Back then I felt different, and not in a good way. Every time I was picked on , laughed at our went shopping in segregation my insecurity was reaffirmed. I wasn’t like everybody else. There must have been something wrong with me because I had to shop in a shop where the other girls didn’t, and there was no hope of me fitting in to clothes or socially. EVER!


I had a plan though, because like it or not I had to have clothes! The only thing worse than being fat, would be being fat and naked at school! In order to get the essentials I was going to have to be a Navy Seal! I became a master at the stealth but effective recon, in, out business of shopping in the fat shops!


There is no exaggeration here when I say that I would hide behind structual pillars within the shopping mall, looking around to see if there was anybody I knew, whilst I did a 300 yard sprint into the shop though the front doors and to the very back of the store so that nobody passing by would see me inside.


First rule in fashion combat and recon, don't leave yourself exposed to the enemy, and never turn your back! This was precisely why I would never shop in the first 100 ft of the store. The open doors and glass frontage was a no go area! Just one glance from another kid walking past and I would be made!

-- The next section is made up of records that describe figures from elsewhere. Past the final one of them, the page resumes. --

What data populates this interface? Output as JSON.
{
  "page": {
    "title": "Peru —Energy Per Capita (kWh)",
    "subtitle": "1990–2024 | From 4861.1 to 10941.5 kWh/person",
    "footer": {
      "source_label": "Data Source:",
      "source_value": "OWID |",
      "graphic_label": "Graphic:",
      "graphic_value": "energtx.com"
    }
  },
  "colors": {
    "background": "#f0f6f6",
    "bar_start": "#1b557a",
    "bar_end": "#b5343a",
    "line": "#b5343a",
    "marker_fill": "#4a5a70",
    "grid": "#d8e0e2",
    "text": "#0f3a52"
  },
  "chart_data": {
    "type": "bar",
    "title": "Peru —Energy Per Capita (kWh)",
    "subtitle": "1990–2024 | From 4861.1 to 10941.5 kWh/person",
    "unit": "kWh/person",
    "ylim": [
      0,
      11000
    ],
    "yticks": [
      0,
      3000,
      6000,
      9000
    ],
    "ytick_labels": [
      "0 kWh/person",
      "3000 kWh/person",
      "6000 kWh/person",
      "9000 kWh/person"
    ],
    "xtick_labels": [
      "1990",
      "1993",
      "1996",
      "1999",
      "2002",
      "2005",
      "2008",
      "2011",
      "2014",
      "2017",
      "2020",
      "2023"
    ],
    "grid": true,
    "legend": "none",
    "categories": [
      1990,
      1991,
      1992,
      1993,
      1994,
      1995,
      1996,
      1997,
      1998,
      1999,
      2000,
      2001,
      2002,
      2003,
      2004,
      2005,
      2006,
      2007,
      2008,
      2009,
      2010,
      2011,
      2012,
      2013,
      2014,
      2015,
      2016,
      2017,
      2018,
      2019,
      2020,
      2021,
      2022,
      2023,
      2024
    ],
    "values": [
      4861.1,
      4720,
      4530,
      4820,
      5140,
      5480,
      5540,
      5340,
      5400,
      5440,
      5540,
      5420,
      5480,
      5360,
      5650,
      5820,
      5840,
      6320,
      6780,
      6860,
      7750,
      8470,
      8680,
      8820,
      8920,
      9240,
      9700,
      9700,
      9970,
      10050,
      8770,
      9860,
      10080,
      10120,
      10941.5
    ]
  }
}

I wanted to be in Topshop and River Island and Miss Sixty and all the shops my peers were shopping in, the funky, trendy stores. Not sifting through racks and racks and shelves and shelves of frumpy middle aged bank cashier uniforms. Trying to find a navy blue knee length skirt that I could wear to school, or a basic white fitted shirt that I could pass as a school standard issue.


I took these missions to an extreme! Taking plastic bags from other 'straight sized shops' and stuffing them full of the disappointing and tear jerking haul from the bad place, in an effort to conceal my dirty secret to anyone who may see me on the street or heading back to the car.


Living life through this lens wears on your soul, and its easy to see why so many of us struggle with our body and self esteem. Seeing that young girl this week grapple at the back of each rack looking hopelessly for a size that would fit her, so that she could "twin" with her BFF was heartbreaking. My hope for her is that she sees through and past these awkward years. That she will realize her beauty is so much more than her ability to wear the same graphic t-shirt as her mate. That society, other women and retailers take the time to understand their responsibility to show her and those like her that her unique qualities, flaws and voice should be heard,celebrated and nurtured, and most importantly i hope she grows up to know without a shadow of a doubt that she is BEAUTIFUL!